The Argument for a Caribbean Jurisprudence

Trinidad and Tobago retain the Privy Council as a court of final appeal. Barbados replaced the appellate jurisdiction of the Privy Council with that of the Caribbean Court of Justice in 2004.

The continued role of the Privy Council has been viewed as controversial by some commentators in the Commonwealth Caribbean. The retention of the Privy Council has been viewed as an unwanted colonial interference in the sovereignty of Trinidad and Tobago. This was evident in media reporting on the topic (see here and here for some examples of the issues raised).

Logistical difficulties are also raised, for example, the physical distance acts as an impediment to justice, as only the very rich, or those on death row who avail of pro bono lawyers, can afford to make the trip to London (Gifford, 2009).

To counter these issues, and to move towards a Caribbean jurisprudence,  a final appellate court for Caribbean nations, the Caribbean Court of Justice (CCJ), was established by treaty in 2001, and began sitting in 2005, in Port of Spain in Trinidad and Tobago. Initially, only Barbados and Guyana allowed appeals to the CCJ. Trinidad and Tobago is currently considering withdrawing from the Privy Council as its final court of appeal for criminal matters, and investing this jurisdiction instead in the CCJ.

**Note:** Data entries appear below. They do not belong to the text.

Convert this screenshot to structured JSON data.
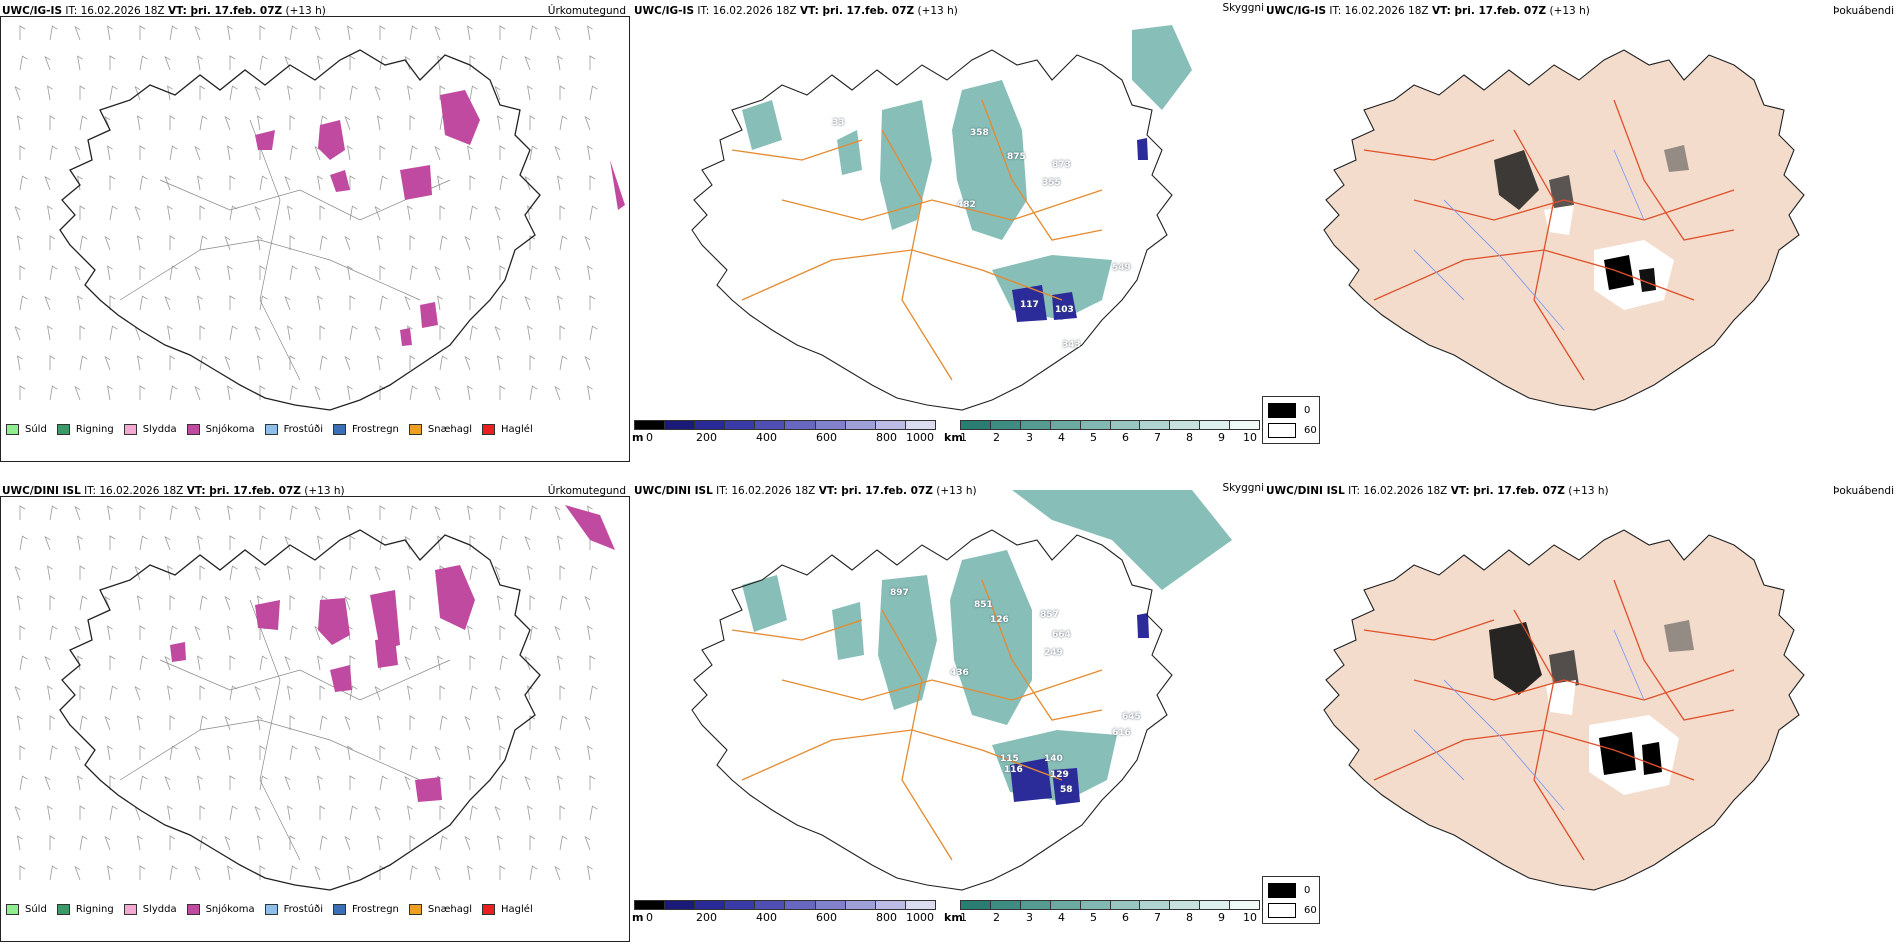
{
  "rows": [
    {
      "precip": {
        "model": "UWC/IG-IS",
        "it": "IT: 16.02.2026 18Z",
        "vt": "VT: þri. 17.feb. 07Z",
        "lead": "(+13 h)",
        "tag": "Úrkomutegund"
      },
      "vis": {
        "model": "UWC/IG-IS",
        "it": "IT: 16.02.2026 18Z",
        "vt": "VT: þri. 17.feb. 07Z",
        "lead": "(+13 h)",
        "tag": "Skyggni",
        "labels": [
          "33",
          "358",
          "875",
          "873",
          "355",
          "482",
          "117",
          "103",
          "343",
          "549"
        ]
      },
      "fog": {
        "model": "UWC/IG-IS",
        "it": "IT: 16.02.2026 18Z",
        "vt": "VT: þri. 17.feb. 07Z",
        "lead": "(+13 h)",
        "tag": "Þokuábendi"
      }
    },
    {
      "precip": {
        "model": "UWC/DINI ISL",
        "it": "IT: 16.02.2026 18Z",
        "vt": "VT: þri. 17.feb. 07Z",
        "lead": "(+13 h)",
        "tag": "Úrkomutegund"
      },
      "vis": {
        "model": "UWC/DINI ISL",
        "it": "IT: 16.02.2026 18Z",
        "vt": "VT: þri. 17.feb. 07Z",
        "lead": "(+13 h)",
        "tag": "Skyggni",
        "labels": [
          "897",
          "851",
          "126",
          "857",
          "664",
          "249",
          "436",
          "115",
          "116",
          "140",
          "129",
          "58",
          "616",
          "645"
        ]
      },
      "fog": {
        "model": "UWC/DINI ISL",
        "it": "IT: 16.02.2026 18Z",
        "vt": "VT: þri. 17.feb. 07Z",
        "lead": "(+13 h)",
        "tag": "Þokuábendi"
      }
    }
  ],
  "precip_legend": [
    {
      "label": "Súld",
      "color": "#90ee90"
    },
    {
      "label": "Rigning",
      "color": "#3c9a6a"
    },
    {
      "label": "Slydda",
      "color": "#f4a8d2"
    },
    {
      "label": "Snjókoma",
      "color": "#c04aa0"
    },
    {
      "label": "Frostúði",
      "color": "#8fbfe8"
    },
    {
      "label": "Frostregn",
      "color": "#3a6fb8"
    },
    {
      "label": "Snæhagl",
      "color": "#f0a020"
    },
    {
      "label": "Haglél",
      "color": "#e82020"
    }
  ],
  "ceiling_scale": {
    "unit": "m",
    "ticks": [
      "0",
      "200",
      "400",
      "600",
      "800",
      "1000"
    ],
    "colors": [
      "#000000",
      "#1a1a78",
      "#2a2a96",
      "#3b3ba8",
      "#5050b4",
      "#6767c0",
      "#8282cc",
      "#a0a0d8",
      "#bcbce4",
      "#dcdcf0"
    ]
  },
  "vis_scale": {
    "unit": "km",
    "ticks": [
      "1",
      "2",
      "3",
      "4",
      "5",
      "6",
      "7",
      "8",
      "9",
      "10"
    ],
    "colors": [
      "#2a7d72",
      "#3f8c82",
      "#559b92",
      "#6ba9a1",
      "#82b8b1",
      "#99c6c0",
      "#b0d4cf",
      "#c7e2de",
      "#def0ed",
      "#f2faf9"
    ]
  },
  "fog_legend": [
    {
      "label": "0",
      "color": "#000000"
    },
    {
      "label": "60",
      "color": "#ffffff"
    }
  ]
}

Jane Cross (2014) has argued that the CCJ faces the challenge of developing a Caribbean jurisprudence which can reflect the sovereignty of the various nations while also upholding the standards of international human rights.

One issue which has arisen in relation to Trinidad and Tobago and its announcement that it intends to make the CCJ its final appeal court for criminal matters, is a suspicion that this decision is borne of frustration at how the Privy Council deal with death penalty cases. There is a common view that the Privy Council is an ‘abolitionist’ court, and observers of government in Trinidad and Tobago suspect the government seek to find favour in the ‘hanging court’ of the CCJ (see, for example, Rickey Singh, ‘T&T’s cynical approach on accessing CCJ‘, Nation News, 27 April 2012).

However, contrary to this view, the CCJ has tended to rule in sympathy with the judgments expressed by the Privy Council in London. For example, hearing an appeal from Lennox Boyce and Jeffrey Joseph, the CCJ held that as Barbados had ratified the American Convention on Human Rights, and taking into consideration various comments made by members of government as well as past practice, persons sentenced to death had a legitimate expectation that their petitions could be considered by international human rights bodies before their sentence was activated (Attorney General of Barbados v Boyce and Joseph (2006) 69 WIR 104).

Most recently, the CCJ held that the mandatory death sentence for murder in Barbados was unconstitutional, regardless of the presence of a constitutional savings clause. The CCJ therefore cannot easily be read as more sympathetic to retentionist governments.

Bulkan (2015) writes of this case, that ‘Defying predictions that it was going to reverse the perceived abolitionist tendencies of the Privy Council, the Caribbean Court of Justice in its first major death penalty appeal arrived at a similar result’.

The CCJ had also made favourable comments on the decision in Pratt and Morgan, although it indicated it would extend the five year limit in cases where petitions or appeals to international bodies were delayed for longer than 18 months.

Rather than being a ‘hanging court’ then, Caribbean jurisprudence appears to be following a global trend towards greater scrutiny of how the death penalty is administered. This tends to show that the courts of the Caribbean are developing their own strongly human rights-oriented jurisprudence on these issues. Lord Anthony Gifford (2009) has argued that this much should be expected from a region and peoples ‘who achieved their freedom through bitter struggle against the cruellest exploitation which history has known.’

The Caribbean Court of Justice will have to bring some order and uniformity to this contested area, ‘identifying the collective social ethos of the Caribbean people’ (Burnham, 2005).

However, frustration at the Privy Council approach and resistance to attempts to impose reform from without, have led to the stagnation of policy on the issue of the death penalty, in Trinidad and Tobago, and to a lesser extent in Barbados. Many media commentators are critical of the inaction of the governments in resolving the issue. Key to developing a workable Caribbean jurisprudence will be the willingness of government to make decisions.

Margaret Burnham (2014) too writes that the law in these jurisdictions are essentially ‘stuck’, labouring under a common law, inherited from England, much of which was originated in the 19th century, and which is not suitable for modern nations. A programme of law reform is needed. One recommendation for the creation of a coherent Caribbean jurisprudence is the elimination of the ‘savings clauses‘ in the constitutions of these nations. Burnham writes that this is the only clear way forward for the jurisprudence of Caribbean countries.

The supporters of hanging cry out for the law to be observed, but the law prevents hanging unless all these steps are taken. To escape from this paradox, we can go in one of two directions: backwards or forwards.